Alternatively, you can use the CreateSqlStringAccessor method of the Database class to generate SqlStringAccessor instances. These methods do not require you to specify the database you want to use (they use the current Database instance). The simplest overload takes just the SQL statement, accepts no parameters, and uses default row mappings. Other overloads allow you to specify the parameter mappings and row or result set mappings you require.

The following code shows some examples of how you can create a new SqlStringAccessor instance. It assumes that you have defined the Customer type elsewhere, and you have resolved an instance of the Database class you want to use and stored it in the variable named db.

// Specify the SQL statement
string sql = "SELECT CustomerName, Address, Phone FROM Customers "
           + "WHERE CustomerID=@CustomerID";

// Create a SQL string accessor that uses the default output mappings
var accessor = db.CreateSqlStringAccessor<Customer>(sql);

// Use a custom parameter mapper and the default output mappings
IParameterMapper paramMapper = new YourCustomParameterMapper();
var accessor = db.CreateSqlStringAccessor<Customer>(sql, paramMapper);

// Use a custom output mapper
IRowMapper<Customer> rowMapper = MapBuilder<Customer>.MapAllProperties() 
                                .MapByName(x => x.CustomerName)
                                .DoNotMap (x => x.Orders)
                                .Build();
var accessor = db.CreateSqlStringAccessor<Customer>(sql, rowMapper);

// Use a custom parameter mapper and a custom output mapper
var accessor = db.CreateSqlStringAccessor<Customer>(sql, paramMapper, rowMapper);

You can also create a new SqlStringAccessor instance using dependency injection techniques. For more information, see Additional Information for Accessors and Client-side Queries.

Using a SqlStringAccessor

After you create a SqlStringAccessor, you can execute it and pass in any parameters required by the query, as shown here.
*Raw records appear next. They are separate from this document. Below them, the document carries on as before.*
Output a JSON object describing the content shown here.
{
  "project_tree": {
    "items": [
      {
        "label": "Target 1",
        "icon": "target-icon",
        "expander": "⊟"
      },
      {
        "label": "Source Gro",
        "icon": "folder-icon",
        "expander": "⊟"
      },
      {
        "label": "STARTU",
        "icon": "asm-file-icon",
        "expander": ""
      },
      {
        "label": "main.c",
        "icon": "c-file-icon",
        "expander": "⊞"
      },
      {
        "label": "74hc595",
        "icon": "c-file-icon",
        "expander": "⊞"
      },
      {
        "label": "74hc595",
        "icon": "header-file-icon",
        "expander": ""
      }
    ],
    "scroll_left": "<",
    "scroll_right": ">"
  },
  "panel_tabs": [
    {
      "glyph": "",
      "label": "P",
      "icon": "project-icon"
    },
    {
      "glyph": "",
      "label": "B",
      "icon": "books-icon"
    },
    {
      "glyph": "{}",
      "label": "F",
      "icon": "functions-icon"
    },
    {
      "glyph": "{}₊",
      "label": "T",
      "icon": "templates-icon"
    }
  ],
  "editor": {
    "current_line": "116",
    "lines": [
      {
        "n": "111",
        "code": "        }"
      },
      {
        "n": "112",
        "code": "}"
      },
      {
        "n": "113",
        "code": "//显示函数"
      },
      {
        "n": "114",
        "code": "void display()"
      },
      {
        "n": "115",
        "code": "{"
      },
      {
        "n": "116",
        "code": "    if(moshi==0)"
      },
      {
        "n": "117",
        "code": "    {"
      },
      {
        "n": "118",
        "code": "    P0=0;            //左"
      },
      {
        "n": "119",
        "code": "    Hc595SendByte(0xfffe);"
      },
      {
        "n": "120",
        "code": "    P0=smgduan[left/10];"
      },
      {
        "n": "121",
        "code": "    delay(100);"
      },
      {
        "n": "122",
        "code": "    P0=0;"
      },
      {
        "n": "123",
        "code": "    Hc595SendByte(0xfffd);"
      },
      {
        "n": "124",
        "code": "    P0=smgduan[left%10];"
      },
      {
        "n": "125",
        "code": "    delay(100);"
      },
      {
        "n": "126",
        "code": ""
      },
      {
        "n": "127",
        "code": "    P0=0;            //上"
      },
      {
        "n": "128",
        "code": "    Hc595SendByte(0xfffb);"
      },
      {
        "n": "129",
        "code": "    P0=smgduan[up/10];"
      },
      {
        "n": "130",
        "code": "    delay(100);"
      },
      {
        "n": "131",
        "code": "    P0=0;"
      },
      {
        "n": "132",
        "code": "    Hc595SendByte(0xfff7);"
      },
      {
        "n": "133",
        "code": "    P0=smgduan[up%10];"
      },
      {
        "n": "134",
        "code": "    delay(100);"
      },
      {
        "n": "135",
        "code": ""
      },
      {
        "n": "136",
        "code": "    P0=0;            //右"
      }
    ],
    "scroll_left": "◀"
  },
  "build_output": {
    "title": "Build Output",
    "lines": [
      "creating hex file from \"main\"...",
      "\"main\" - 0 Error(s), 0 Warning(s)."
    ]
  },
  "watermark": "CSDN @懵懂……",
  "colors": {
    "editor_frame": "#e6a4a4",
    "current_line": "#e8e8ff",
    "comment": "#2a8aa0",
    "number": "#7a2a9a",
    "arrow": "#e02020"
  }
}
var results = accessor.Execute(2010, "WA", true); 

The only time that you need to use a custom parameter mapper is when you require some special processing, such as data type conversion. For more information, see the section "Creating Custom Parameter Mappers" in the topic Defining Parameter Mappers.

For information about how you can use the result set returned by the Execute method, see Additional Information for Accessors and Client-side Queries.